NPC is a rare, autosomal recessive lysosomal disease. IB1001-301, a Phase III, double-blind, randomized, placebo-controlled 12-week clinical trial compared levacetylleucine with placebo for treating neurological signs and symptoms in NPC. The parent study met its primary (SARA) and all secondary endpoints (including mDRS) in 60 patients aged 5 to 67.

Design/Methods:

Subgroup analysis was conducted of the SARA to evaluate the effects of levacetylleucine in pediatric ( <18 years) and adult ( ≥ 18 years) patients. Among the whole population, the subdomains of the mDRS were evaluated to determine treatment effect of levacetylleucine versus placebo across different neurological domains. Follow-up data from the ongoing open-label extension phase evaluated the long-term, neuroprotective effects of levacetylleucine. 

Results:

Improvement in pediatric and adult patients treated with levacetylleucine was superior to placebo with a mean difference of -1.8 points and -1.1 points, respectively, on the SARA.

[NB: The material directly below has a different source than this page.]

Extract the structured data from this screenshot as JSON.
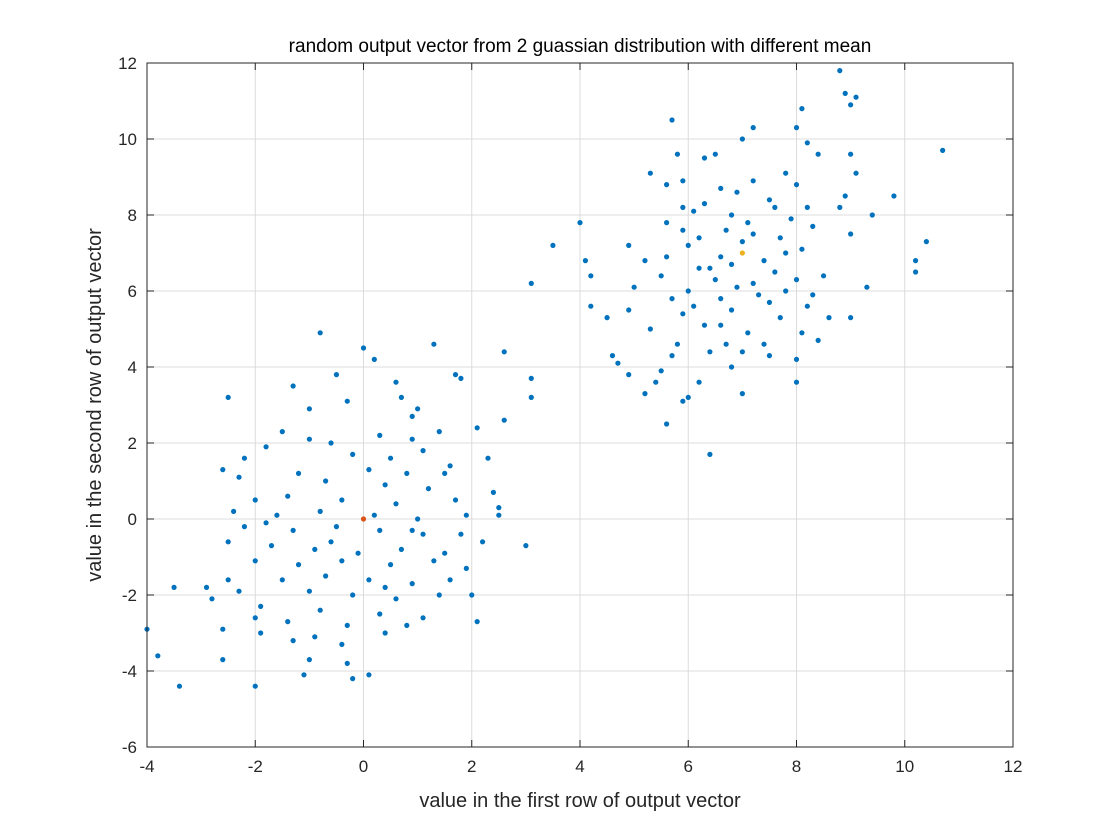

On each mDRS domain there was improvement from baseline when patients received levacetylleucine and a greater improvement in each domain when patients were treated with levacetylleucine versus placebo

54 patients aged 5 to 67 years have been treated in the EP. After 18 months, the mean (±SD) change from baseline on the 5-domain NPC-CSS was -0.067 (±2.94) and 2.25±4.74 in the historical cohort (mean difference 2.32; 95% Confidence Interval, 0.46 to 4.17; p=0.017). 

Conclusions:

Levacetylleucine demonstrated a significant improvement over placebo in pediatric and adult patients on the SARA and consistent improvement across mDRS subdomains. Treatment with levacetylleucine after 18 months was associated with a clinically significant reduction in disease progression consistent with a neuroprotective and disease-modifying effect.